根据reverseflatten的定义,有四种情况需要考虑。首先是这样:

flatten (reverseflatten [x]) = [x]
flatten (Leaf x) = [x]

下一步:

flatten (reverseflatten [x,y]) = [x,y]
flatten (UNode x (Leaf y)) = [x,y]

然后:

flatten (reverseflatten [x,y,z]) = [x,y,z]
flatten (Node (Leaf x) y (Leaf z)) = [x,y,z]

最后:

flatten (reverseflatten (x:y:xs)) = x:y:xs
flatten (revflat2 (x:y:xs)) = x:y:xs

由于先前的模式已经捕获了xs[][_]匹配的情况,因此我们只需要考虑revflat2的一种情况,即{{ 1}}至少具有两个元素。

xs

啊哈!为此,最好有一个具有新属性的助手,即:

flatten (revflat2 (x:y:w:z:xs)) = x:y:w:z:xs
flatten (Node (Leaf x) y (revflat2 (z:w:xs))) = x:y:w:z:xs

(当然,我们实际上将使用名称flatten2 (revflat2 (z:w:xs)) = w:z:xs x代替yw。) 再一次让我们计算而无需思考。 z有三种情况,即xs[]和更长的情况。当[_]xs时:

[]

对于flatten2 (revflat2 [x,y]) = [y,x] flatten2 (UNode y (Leaf x)) = [y,x]

[_]

更长的时间:

flatten2 (revflat2 [x,y,z]) = [y,x,z]
flatten2 (Node (Leaf x) y (Leaf z)) = [y,x,z]

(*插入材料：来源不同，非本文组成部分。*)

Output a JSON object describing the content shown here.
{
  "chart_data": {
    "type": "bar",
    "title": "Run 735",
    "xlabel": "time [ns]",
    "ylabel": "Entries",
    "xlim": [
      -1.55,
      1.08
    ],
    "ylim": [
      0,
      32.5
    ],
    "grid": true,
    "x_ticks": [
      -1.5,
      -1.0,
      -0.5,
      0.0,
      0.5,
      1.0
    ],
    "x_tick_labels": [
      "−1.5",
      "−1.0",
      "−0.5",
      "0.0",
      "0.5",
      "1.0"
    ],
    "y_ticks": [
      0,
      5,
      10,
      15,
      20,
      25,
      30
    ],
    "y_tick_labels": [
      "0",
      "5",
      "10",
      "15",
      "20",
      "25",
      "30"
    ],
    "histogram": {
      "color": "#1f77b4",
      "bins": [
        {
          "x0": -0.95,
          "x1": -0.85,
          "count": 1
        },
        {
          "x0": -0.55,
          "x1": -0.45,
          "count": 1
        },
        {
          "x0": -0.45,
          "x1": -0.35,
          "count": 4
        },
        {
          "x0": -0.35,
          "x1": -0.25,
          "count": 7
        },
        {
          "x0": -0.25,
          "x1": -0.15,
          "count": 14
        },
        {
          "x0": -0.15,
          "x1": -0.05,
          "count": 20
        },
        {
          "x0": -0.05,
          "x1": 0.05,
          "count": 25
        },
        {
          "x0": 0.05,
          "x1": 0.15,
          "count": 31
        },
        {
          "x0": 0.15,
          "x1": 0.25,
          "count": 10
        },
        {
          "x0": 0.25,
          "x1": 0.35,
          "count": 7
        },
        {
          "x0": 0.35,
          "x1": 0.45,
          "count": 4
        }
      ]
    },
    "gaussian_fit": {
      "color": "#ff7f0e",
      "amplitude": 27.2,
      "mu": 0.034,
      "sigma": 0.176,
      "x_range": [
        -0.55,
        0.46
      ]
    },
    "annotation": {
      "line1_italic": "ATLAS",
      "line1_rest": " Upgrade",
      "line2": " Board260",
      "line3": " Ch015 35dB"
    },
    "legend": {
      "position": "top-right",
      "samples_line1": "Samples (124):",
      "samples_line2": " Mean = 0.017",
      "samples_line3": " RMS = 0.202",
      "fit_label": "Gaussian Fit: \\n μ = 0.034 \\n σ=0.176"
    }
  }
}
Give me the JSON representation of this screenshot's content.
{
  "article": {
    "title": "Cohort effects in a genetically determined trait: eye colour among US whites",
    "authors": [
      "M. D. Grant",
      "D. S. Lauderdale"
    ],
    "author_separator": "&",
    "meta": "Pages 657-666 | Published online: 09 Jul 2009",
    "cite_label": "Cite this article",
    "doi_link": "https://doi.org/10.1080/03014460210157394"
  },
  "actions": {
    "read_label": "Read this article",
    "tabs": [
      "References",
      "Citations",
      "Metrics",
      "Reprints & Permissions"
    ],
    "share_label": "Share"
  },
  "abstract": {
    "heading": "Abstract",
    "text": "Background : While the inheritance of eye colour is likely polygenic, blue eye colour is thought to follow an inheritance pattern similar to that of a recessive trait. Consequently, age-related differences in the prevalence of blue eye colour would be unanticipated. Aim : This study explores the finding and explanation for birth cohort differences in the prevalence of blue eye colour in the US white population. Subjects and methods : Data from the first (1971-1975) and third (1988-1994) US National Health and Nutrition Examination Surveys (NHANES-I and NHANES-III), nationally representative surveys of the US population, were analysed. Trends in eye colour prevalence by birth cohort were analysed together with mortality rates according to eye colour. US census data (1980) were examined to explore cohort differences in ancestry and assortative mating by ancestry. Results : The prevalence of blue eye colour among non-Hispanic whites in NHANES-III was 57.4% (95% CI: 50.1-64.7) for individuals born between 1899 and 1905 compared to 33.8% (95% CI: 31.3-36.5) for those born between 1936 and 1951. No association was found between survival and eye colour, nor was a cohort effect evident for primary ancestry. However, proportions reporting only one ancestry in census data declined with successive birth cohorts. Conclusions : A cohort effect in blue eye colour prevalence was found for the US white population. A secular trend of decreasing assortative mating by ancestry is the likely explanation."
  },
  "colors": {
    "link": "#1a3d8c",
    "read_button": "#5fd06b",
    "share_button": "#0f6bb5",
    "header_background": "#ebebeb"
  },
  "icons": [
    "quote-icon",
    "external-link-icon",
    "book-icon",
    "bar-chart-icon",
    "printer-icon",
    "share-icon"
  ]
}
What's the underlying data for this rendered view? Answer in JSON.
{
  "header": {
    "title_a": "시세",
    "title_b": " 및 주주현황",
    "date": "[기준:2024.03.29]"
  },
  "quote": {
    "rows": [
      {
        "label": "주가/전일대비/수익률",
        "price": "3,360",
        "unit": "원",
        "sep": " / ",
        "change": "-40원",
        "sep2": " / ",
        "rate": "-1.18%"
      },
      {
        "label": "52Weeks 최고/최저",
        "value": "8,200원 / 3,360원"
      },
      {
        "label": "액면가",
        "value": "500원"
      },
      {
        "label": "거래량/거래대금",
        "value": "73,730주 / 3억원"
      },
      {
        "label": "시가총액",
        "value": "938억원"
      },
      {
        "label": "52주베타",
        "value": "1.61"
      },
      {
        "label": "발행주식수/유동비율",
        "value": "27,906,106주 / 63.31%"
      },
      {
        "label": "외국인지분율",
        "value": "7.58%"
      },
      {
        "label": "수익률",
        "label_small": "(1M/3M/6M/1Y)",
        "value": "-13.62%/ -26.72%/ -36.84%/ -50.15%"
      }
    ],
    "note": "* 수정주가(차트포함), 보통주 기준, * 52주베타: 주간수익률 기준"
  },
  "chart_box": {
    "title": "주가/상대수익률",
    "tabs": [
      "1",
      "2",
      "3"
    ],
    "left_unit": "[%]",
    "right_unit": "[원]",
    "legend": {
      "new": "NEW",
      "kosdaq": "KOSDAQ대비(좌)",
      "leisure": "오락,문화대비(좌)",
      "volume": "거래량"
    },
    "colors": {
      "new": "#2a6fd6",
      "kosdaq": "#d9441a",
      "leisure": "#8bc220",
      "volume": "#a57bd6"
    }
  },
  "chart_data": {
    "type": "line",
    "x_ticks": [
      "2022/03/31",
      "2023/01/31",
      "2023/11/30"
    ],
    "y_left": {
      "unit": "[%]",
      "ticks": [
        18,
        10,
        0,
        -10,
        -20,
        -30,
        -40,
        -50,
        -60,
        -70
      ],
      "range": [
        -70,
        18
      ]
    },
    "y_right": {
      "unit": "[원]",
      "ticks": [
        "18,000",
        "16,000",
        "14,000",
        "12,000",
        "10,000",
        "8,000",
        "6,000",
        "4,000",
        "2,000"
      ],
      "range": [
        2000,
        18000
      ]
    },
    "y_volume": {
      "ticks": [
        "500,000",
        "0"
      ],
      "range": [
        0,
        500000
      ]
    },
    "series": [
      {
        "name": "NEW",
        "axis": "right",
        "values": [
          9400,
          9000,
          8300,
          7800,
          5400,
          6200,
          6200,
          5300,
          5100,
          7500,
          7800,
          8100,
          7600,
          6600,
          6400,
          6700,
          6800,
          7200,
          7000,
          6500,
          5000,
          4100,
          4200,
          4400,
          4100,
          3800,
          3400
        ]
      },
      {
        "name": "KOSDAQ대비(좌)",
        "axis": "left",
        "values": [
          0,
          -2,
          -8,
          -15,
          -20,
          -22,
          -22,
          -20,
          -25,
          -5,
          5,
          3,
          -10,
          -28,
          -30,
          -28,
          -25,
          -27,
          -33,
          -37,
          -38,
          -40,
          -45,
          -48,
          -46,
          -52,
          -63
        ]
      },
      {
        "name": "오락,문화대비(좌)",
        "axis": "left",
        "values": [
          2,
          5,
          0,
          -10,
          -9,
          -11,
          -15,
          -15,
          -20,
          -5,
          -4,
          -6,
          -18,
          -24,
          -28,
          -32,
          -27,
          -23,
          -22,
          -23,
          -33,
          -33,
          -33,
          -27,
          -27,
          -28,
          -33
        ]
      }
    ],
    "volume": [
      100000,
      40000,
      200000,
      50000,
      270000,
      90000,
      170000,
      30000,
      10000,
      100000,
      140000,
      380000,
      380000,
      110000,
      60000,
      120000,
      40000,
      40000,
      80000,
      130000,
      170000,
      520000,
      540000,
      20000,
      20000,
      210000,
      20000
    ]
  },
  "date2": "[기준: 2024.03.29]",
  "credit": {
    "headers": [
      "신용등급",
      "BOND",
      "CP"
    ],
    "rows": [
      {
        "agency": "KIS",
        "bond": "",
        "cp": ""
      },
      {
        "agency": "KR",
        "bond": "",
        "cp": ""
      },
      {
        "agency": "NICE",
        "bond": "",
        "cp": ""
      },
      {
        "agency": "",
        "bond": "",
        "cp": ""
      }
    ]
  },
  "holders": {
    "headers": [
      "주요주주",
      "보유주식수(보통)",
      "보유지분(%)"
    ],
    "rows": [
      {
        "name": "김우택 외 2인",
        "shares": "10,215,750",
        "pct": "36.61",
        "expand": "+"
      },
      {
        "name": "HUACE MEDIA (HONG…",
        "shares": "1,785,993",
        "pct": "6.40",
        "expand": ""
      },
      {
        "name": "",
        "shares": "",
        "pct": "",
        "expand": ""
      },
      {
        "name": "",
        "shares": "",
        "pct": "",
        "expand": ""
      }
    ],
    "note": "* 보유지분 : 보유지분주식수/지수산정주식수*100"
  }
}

根据归纳假设,我们有flatten2 (revflat2 (x:y:w:z:xs)) = y:x:w:z:xs flatten2 (Node (Leaf x) y (revflat2 (z:w:xs))) = y:x:w:z:xs ,因此最后一个等式可以变为:

flatten2 (revflat2 (z:w:xs)) = w:z:xs

现在,我们可以将所有这些案例的所有最后一行都收录下来,然后编写一个程序:

flatten2 (Node (Leaf x) y rest) = y:x:flatten2 rest

这是最好的程序吗?没有!特别是,这是局部的-当flatten (Leaf x) = [x] flatten (UNode x (Leaf y)) = [x,y] flatten (Node (Leaf x) y (Leaf z)) = [x,y,z] flatten (Node (Leaf x) y rest) = x:y:flatten2 rest flatten2 (UNode y (Leaf x)) = [y,x] flatten2 (Node (Leaf x) y (Leaf z)) = [y,x,z] flatten2 (Node (Leaf x) y rest) = y:x:flatten2 rest flatten的第一个树参数不存在时,您可以自由选择flatten2Node的内容UNode(但是无论您做出什么选择都不会影响您关心的属性)以及Leaf应该如何处理叶子。如果您在这里做出明智的选择,则可能会合并许多模式。

但是此过程的优点是完全 机械的:您可以获取您感兴趣的属性,摇动曲柄,并获得具有该属性的函数(或相互矛盾的方程式,告诉您它是不可能,为什么)。仅当您拥有某些有用的东西时,您才需要凝视并思考什么会使它更漂亮或更美好。是的,方程式推理!